Truman Capote’s In Cold Blood, first published in 1965 as a four-part series in The New Yorker magazine, exemplifies for Alves the awakening of the genre. Prompted by a 300-word news account of a family that was murdered in their Kansas home, the author went on a six-year odyssey not only to learn everything he could about the victims, the community, the investigators and—before they were executed—the perpetrators, but to weave the strands of his scrupulously factual reporting into a story that reads like a novel.
Alves is incorporating this approach, which marries storytelling and academic rigor, into the introductory-level writing courses at Smith. He created an intersession course called Popular Nonfiction, taught by working writers from the community, and during the academic year he hosts a Working Writers series where students can meet practitioners in an intimate setting. Alves’ other new course ENG 135 Introduction to Creative Nonfiction, offered this year through the English department, featured two sections: writing about sports and writing about the environment. Future offerings may include food writing, biography and travel.
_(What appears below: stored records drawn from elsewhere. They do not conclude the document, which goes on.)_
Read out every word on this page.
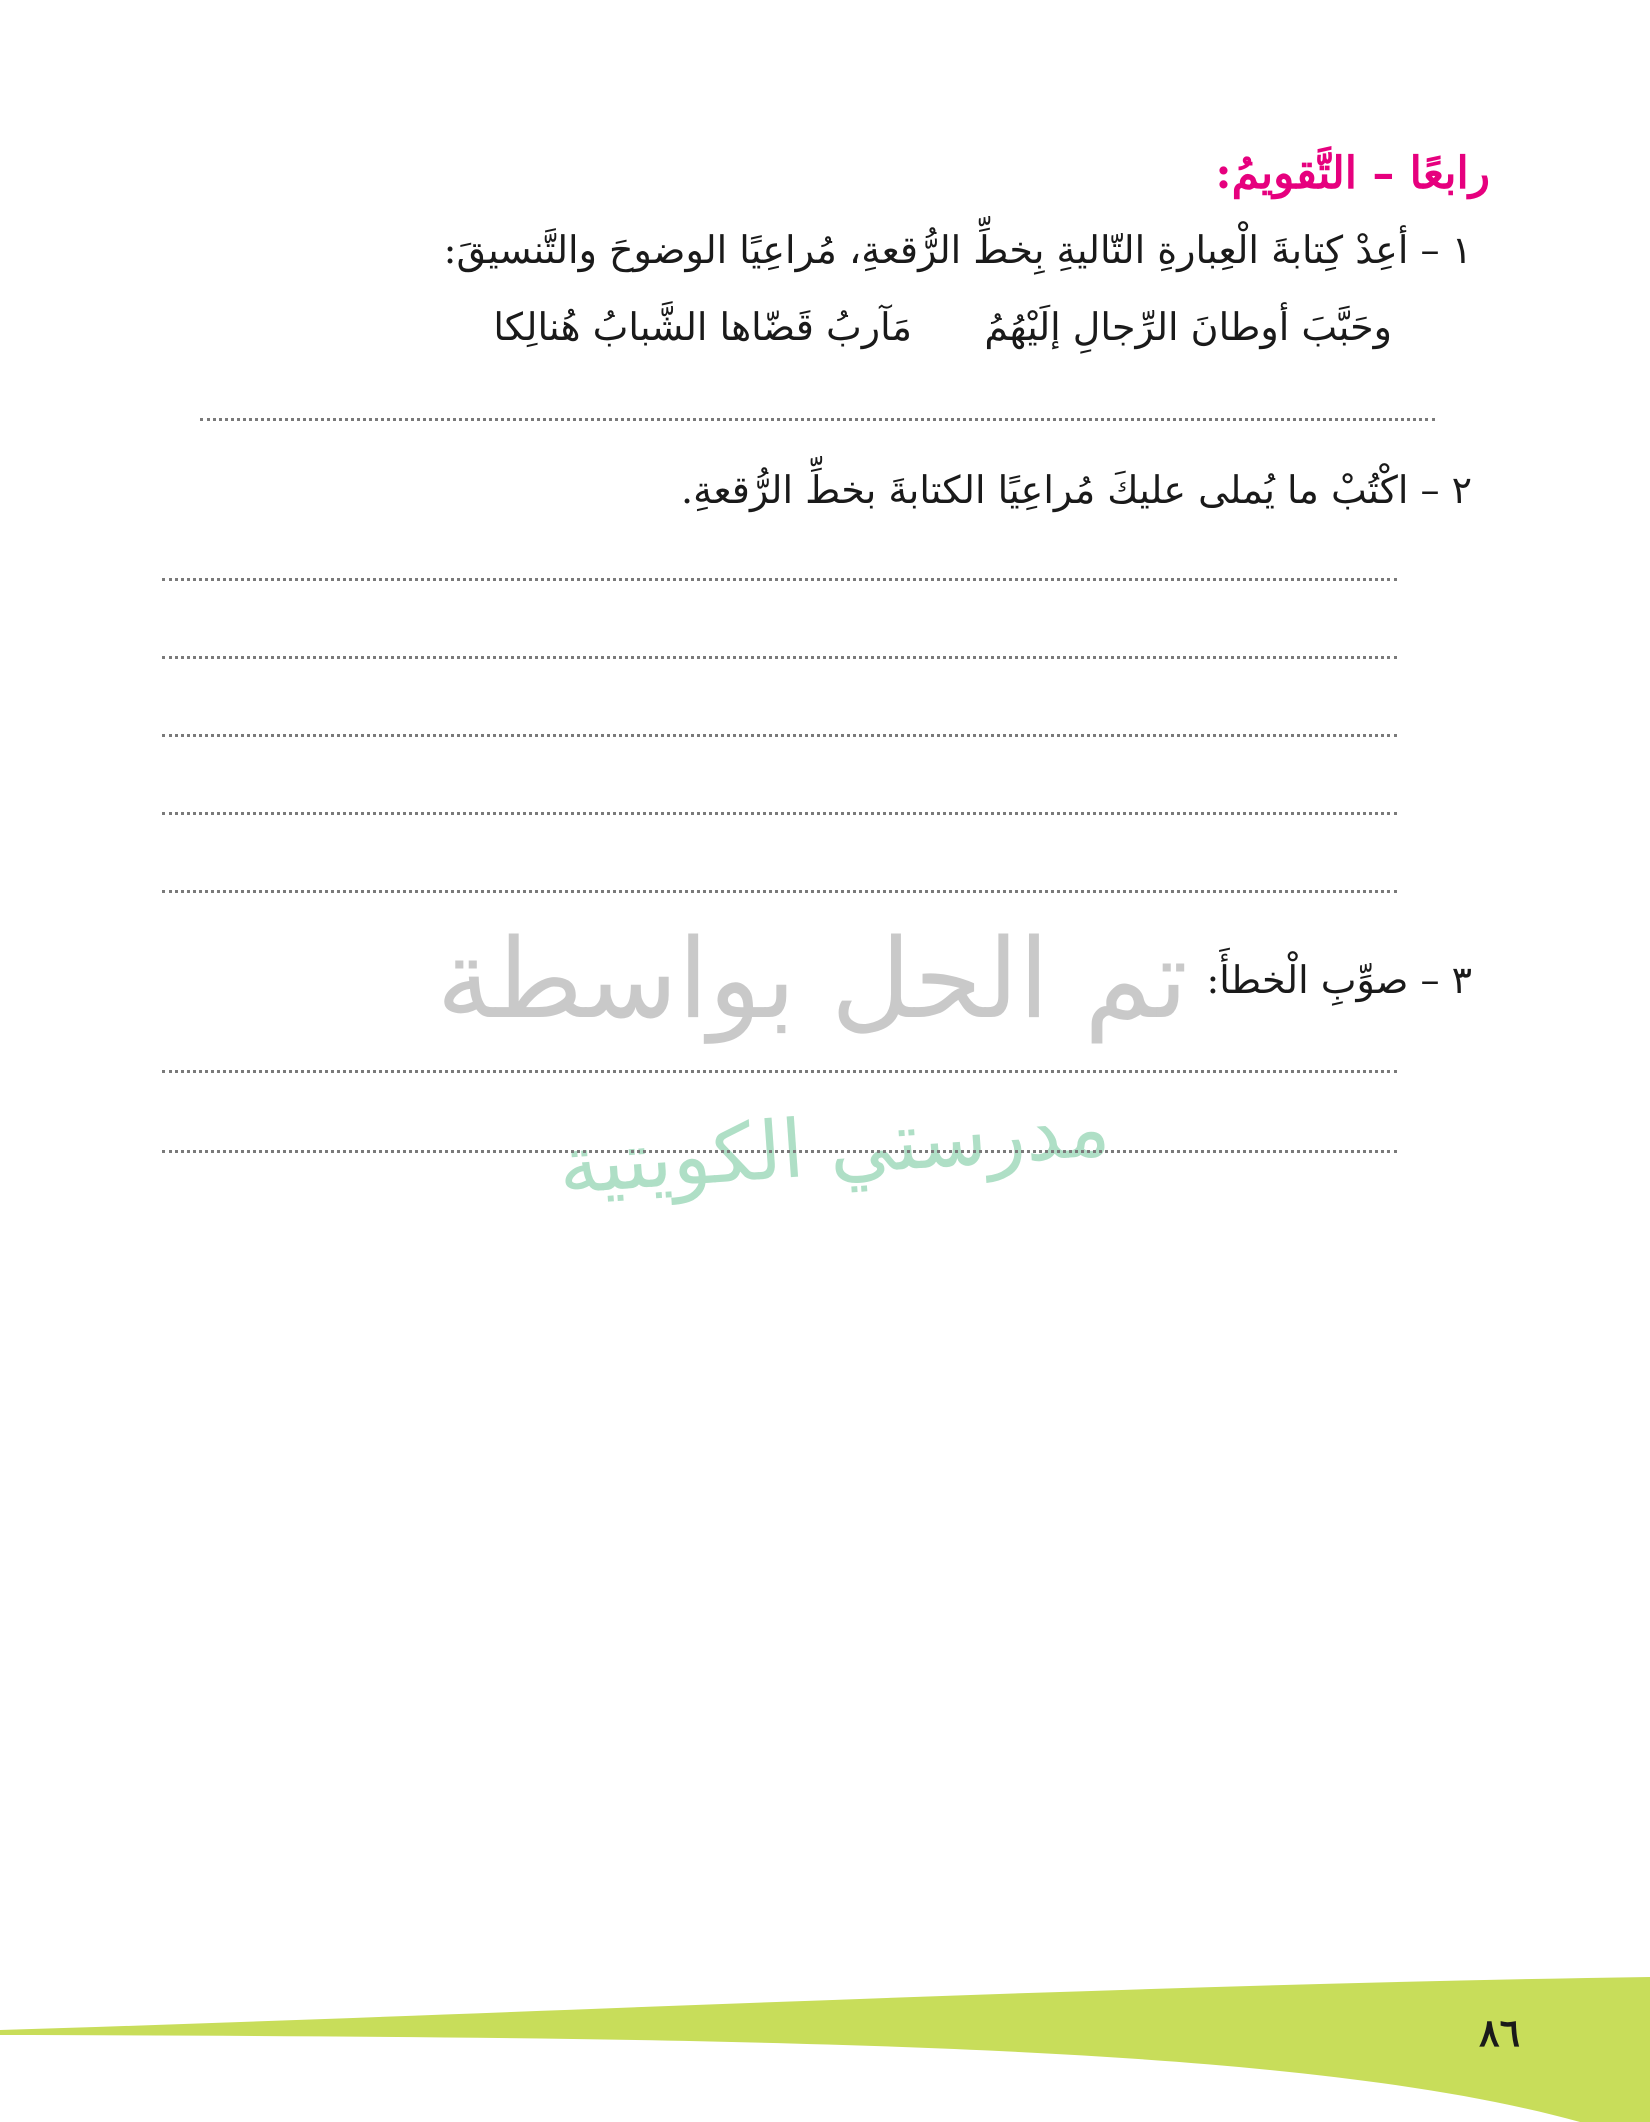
رابعًا – التَّقويمُ:
١ – أعِدْ كِتابةَ الْعِبارةِ التّاليةِ بِخطِّ الرُّقعةِ، مُراعِيًا الوضوحَ والتَّنسيقَ:
وحَبَّبَ أوطانَ الرِّجالِ إلَيْهُمُ
مَآربُ قَضّاها الشَّبابُ هُنالِكا
٢ – اكْتُبْ ما يُملى عليكَ مُراعِيًا الكتابةَ بخطِّ الرُّقعةِ.
تم الحل بواسطة
مدرستي الكويتية
٣ – صوِّبِ الْخطأَ:
٨٦
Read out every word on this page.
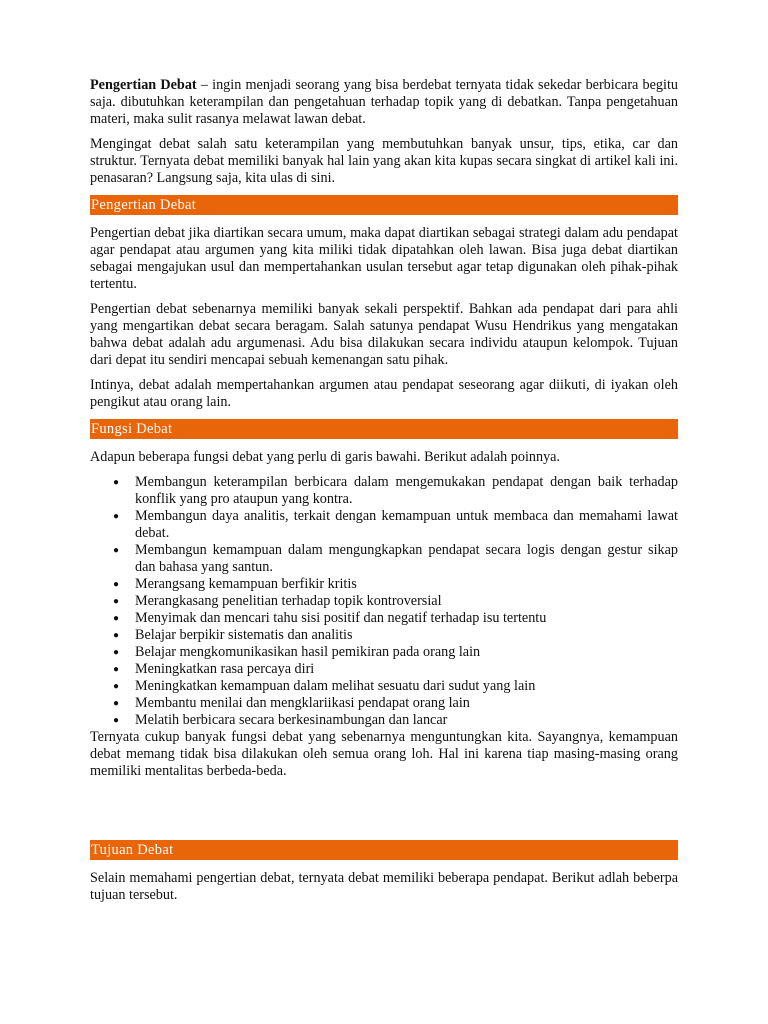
Pengertian Debat – ingin menjadi seorang yang bisa berdebat ternyata tidak sekedar berbicara begitu saja. dibutuhkan keterampilan dan pengetahuan terhadap topik yang di debatkan. Tanpa pengetahuan materi, maka sulit rasanya melawat lawan debat.

Mengingat debat salah satu keterampilan yang membutuhkan banyak unsur, tips, etika, car dan struktur. Ternyata debat memiliki banyak hal lain yang akan kita kupas secara singkat di artikel kali ini. penasaran? Langsung saja, kita ulas di sini.

Pengertian Debat

Pengertian debat jika diartikan secara umum, maka dapat diartikan sebagai strategi dalam adu pendapat agar pendapat atau argumen yang kita miliki tidak dipatahkan oleh lawan. Bisa juga debat diartikan sebagai mengajukan usul dan mempertahankan usulan tersebut agar tetap digunakan oleh pihak-pihak tertentu.

Pengertian debat sebenarnya memiliki banyak sekali perspektif. Bahkan ada pendapat dari para ahli yang mengartikan debat secara beragam. Salah satunya pendapat Wusu Hendrikus yang mengatakan bahwa debat adalah adu argumenasi. Adu bisa dilakukan secara individu ataupun kelompok. Tujuan dari depat itu sendiri mencapai sebuah kemenangan satu pihak.

Intinya, debat adalah mempertahankan argumen atau pendapat seseorang agar diikuti, di iyakan oleh pengikut atau orang lain.

Fungsi Debat

Adapun beberapa fungsi debat yang perlu di garis bawahi. Berikut adalah poinnya.

● Membangun keterampilan berbicara dalam mengemukakan pendapat dengan baik terhadap konflik yang pro ataupun yang kontra.
● Membangun daya analitis, terkait dengan kemampuan untuk membaca dan memahami lawat debat.
● Membangun kemampuan dalam mengungkapkan pendapat secara logis dengan gestur sikap dan bahasa yang santun.
● Merangsang kemampuan berfikir kritis
● Merangkasang penelitian terhadap topik kontroversial
● Menyimak dan mencari tahu sisi positif dan negatif terhadap isu tertentu
● Belajar berpikir sistematis dan analitis
● Belajar mengkomunikasikan hasil pemikiran pada orang lain
● Meningkatkan rasa percaya diri
● Meningkatkan kemampuan dalam melihat sesuatu dari sudut yang lain
● Membantu menilai dan mengklariikasi pendapat orang lain
● Melatih berbicara secara berkesinambungan dan lancar

Ternyata cukup banyak fungsi debat yang sebenarnya menguntungkan kita. Sayangnya, kemampuan debat memang tidak bisa dilakukan oleh semua orang loh. Hal ini karena tiap masing-masing orang memiliki mentalitas berbeda-beda.

Tujuan Debat

Selain memahami pengertian debat, ternyata debat memiliki beberapa pendapat. Berikut adlah beberpa tujuan tersebut.
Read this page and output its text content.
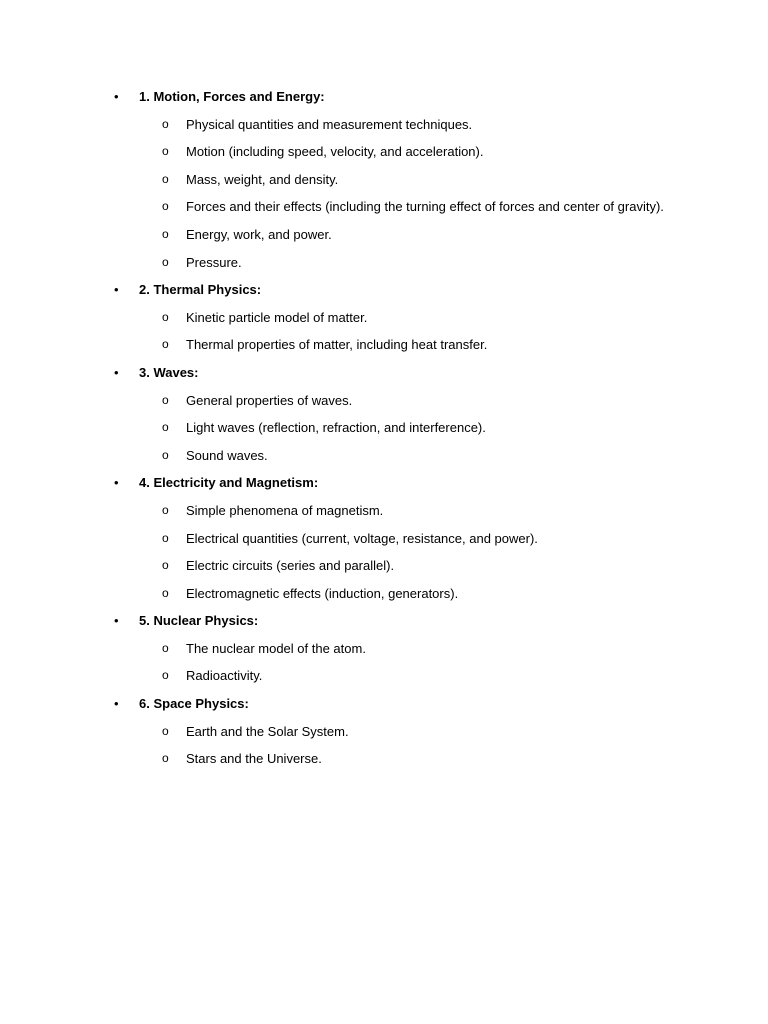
•	1. Motion, Forces and Energy:
o Physical quantities and measurement techniques.
o Motion (including speed, velocity, and acceleration).
o Mass, weight, and density.
o Forces and their effects (including the turning effect of forces and center of gravity).
o Energy, work, and power.
o Pressure.
•	2. Thermal Physics:
o Kinetic particle model of matter.
o Thermal properties of matter, including heat transfer.
•	3. Waves:
o General properties of waves.
o Light waves (reflection, refraction, and interference).
o Sound waves.
•	4. Electricity and Magnetism:
o Simple phenomena of magnetism.
o Electrical quantities (current, voltage, resistance, and power).
o Electric circuits (series and parallel).
o Electromagnetic effects (induction, generators).
•	5. Nuclear Physics:
o The nuclear model of the atom.
o Radioactivity.
•	6. Space Physics:
o Earth and the Solar System.
o Stars and the Universe.
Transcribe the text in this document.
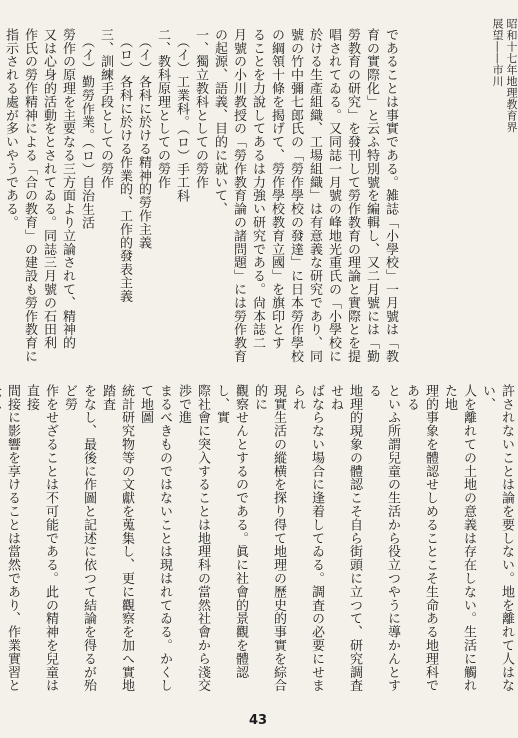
昭和十七年地理教育界展望――市川

であることは事實である。雑誌「小學校」一月號は「教

育の實際化」と云ふ特別號を編輯し、又二月號には「勤

勞教育の研究」を發刊して勞作教育の理論と實際とを提

唱されてゐる。又同誌一月號の峰地光重氏の「小學校に

於ける生產組織、工場組織」は有意義な研究であり、同

號の竹中彌七郎氏の「勞作學校の發達」に日本勞作學校

の綱領十條を揭げて、勞作學校教育立國」を旗印とす

ることを力說してあるは力強い研究である。尙本誌二

月號の小川教授の「勞作教育論の諸問題」には勞作教育

の起源、語義、目的に就いて、

一、獨立教科としての勞作

　（イ）工業科。（ロ）手工科

二、教科原理としての勞作

　（イ）各科に於ける精神的勞作主義

　（ロ）各科に於ける作業的、工作的發表主義

三、訓練手段としての勞作

　（イ）勤勞作業。（ロ）自治生活

勞作の原理を主要なる三方面より立論されて、精神的

又は心身的活動をとされてゐる。同誌三月號の石田利

作氏の勞作精神による「合の教育」の建設も勞作教育に

指示される處が多いやうである。

許されないことは論を要しない。地を離れて人はない、

人を離れての土地の意義は存在しない。生活に觸れた地

理的事象を體認せしめることこそ生命ある地理科である

といふ所謂兒童の生活から役立つやうに導かんとする

地理的現象の體認こそ自ら街頭に立つて、研究調査せね

ばならない場合に逢着してゐる。調査の必要にせまられ

現實生活の縱横を探り得て地理の歷史的事實を綜合的に

觀察せんとするのである。眞に社會的景觀を體認し、實

際社會に突入することは地理科の當然社會から淺交渉で進

まるべきものではないことは現はれてゐる。かくして地圖

統計研究物等の文獻を蒐集し、更に觀察を加へ實地踏査

をなし、最後に作圖と記述に依つて結論を得るが殆ど勞

作をせざることは不可能である。此の精神を兒童は直接

間接に影響を享けることは當然であり、作業實習と

43
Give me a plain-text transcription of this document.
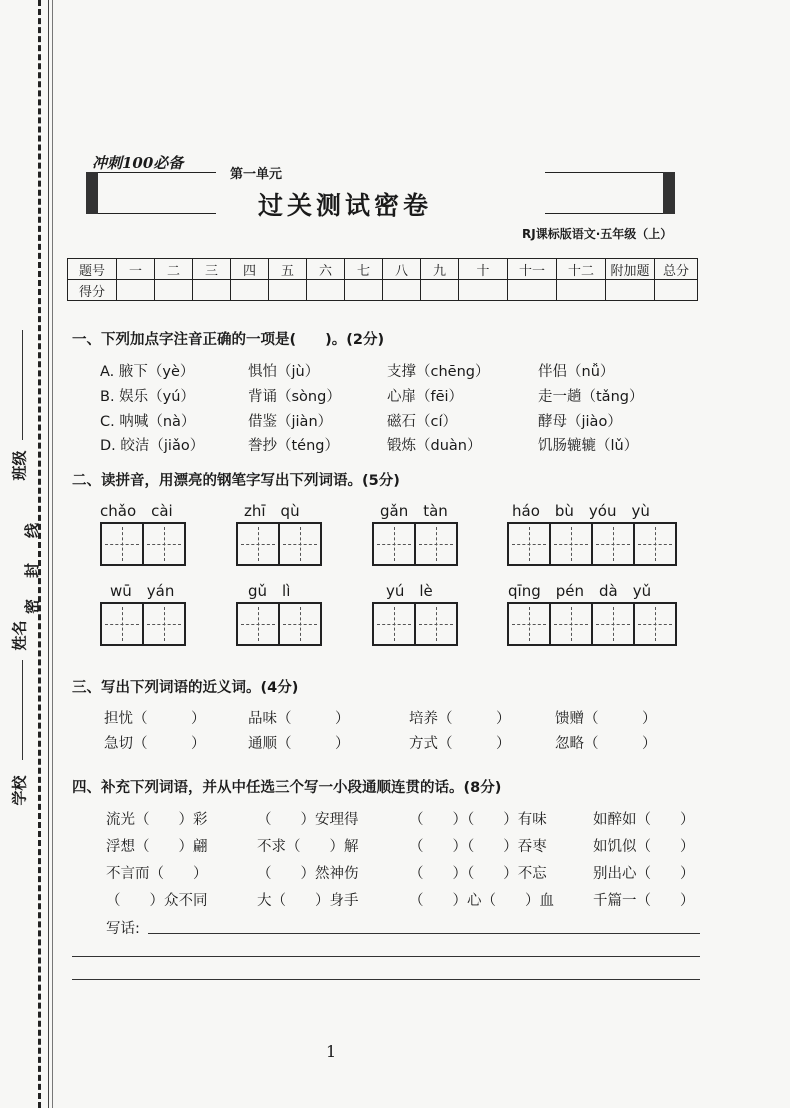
班级
线
封
密
姓名
学校
冲刺100必备
第一单元
过关测试密卷
RJ课标版语文·五年级（上）
题号	一	二	三	四	五	六	七	八	九	十	十一	十二	附加题	总分
得分														
一、下列加点字注音正确的一项是(　　)。(2分)
A. 腋下（yè）	惧怕（jù）	支撑（chēng）	伴侣（nǚ）
B. 娱乐（yú）	背诵（sòng）	心扉（fēi）	走一趟（tǎng）
C. 呐喊（nà）	借鉴（jiàn）	磁石（cí）	酵母（jiào）
D. 皎洁（jiǎo）	誊抄（téng）	锻炼（duàn）	饥肠辘辘（lǔ）
二、读拼音，用漂亮的钢笔字写出下列词语。(5分)
chǎo　cài	zhī　qù	gǎn　tàn	háo　bù　yóu　yù
wū　yán	gǔ　lì	yú　lè	qīng　pén　dà　yǔ
三、写出下列词语的近义词。(4分)
担忧（　　　）	品味（　　　）	培养（　　　）	馈赠（　　　）
急切（　　　）	通顺（　　　）	方式（　　　）	忽略（　　　）
四、补充下列词语，并从中任选三个写一小段通顺连贯的话。(8分)
流光（　　）彩	（　　）安理得	（　　）（　　）有味	如醉如（　　）
浮想（　　）翩	不求（　　）解	（　　）（　　）吞枣	如饥似（　　）
不言而（　　）	（　　）然神伤	（　　）（　　）不忘	别出心（　　）
（　　）众不同	大（　　）身手	（　　）心（　　）血	千篇一（　　）
写话:
1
Those who want to go further can use pieces they generate in English 135 as part of the portfolio required for admission to courses like those taught by Rymer, who has had a career traipsing the world as a freelancer on assignment for magazines including The New Yorker and National Geographic (which is publishing his story on endangered languages in July). His residency at Smith continues through the 2012–13 academic year. His successor in the endowed chair will be Dava Sobel, author of Galileo’s Daughter, the highly acclaimed historical memoir using letters the astronomer received from his oldest child, a cloistered nun, as a lens through which to apprehend the heresies he was accused of.
But can creative nonfiction writing make sense of science? During a spring semester lunchtime lecture, Rymer raised the question of whether creativity and nonfiction are compatible in writing about science: “Why subvert reason with aesthetics?” He asked students to contemplate that question before turning them loose in labs with the scientists he jokingly refers to as “these poor people who have never done us any harm.”
A student of writing can learn much from the scientist’s discipline. “The hardest part of writing is not expression, it is observation,” according to Rymer. “Just as the first task of drawing is not training the hand, it is training the eye.”
To be a good writer “you need to go slow and get your face right down in the dirt,” says Rymer. “Scientists are used to doing that because that’s how they work.”
Another benefit of connecting students to working scientists, says Rymer, is that it gives students a “good, meaty subject that is outside of themselves” to observe and write about. He was especially proud of a student who wrote a powerful piece about a geologist who, in the lab, puts rocks under pressures similar to those found in subduction zones, a mile or two beneath the earth’s crust. It is a time-consuming process that offers little in the way of scientific flash. At the end of the student piece, she describes the moment when the equipment is opened and a hand reaches in to retrieve the rock specimen, but the writer never reveals what, if anything, was the concrete result of the lab experiment.
“I was very pleased that she stuck to describing just the process to the very end and did not drift off to revealing what all this meant,” says Rymer. “I didn’t want this to be a piece about the answer to the question, but one that showed simply the observation. I was thrilled.”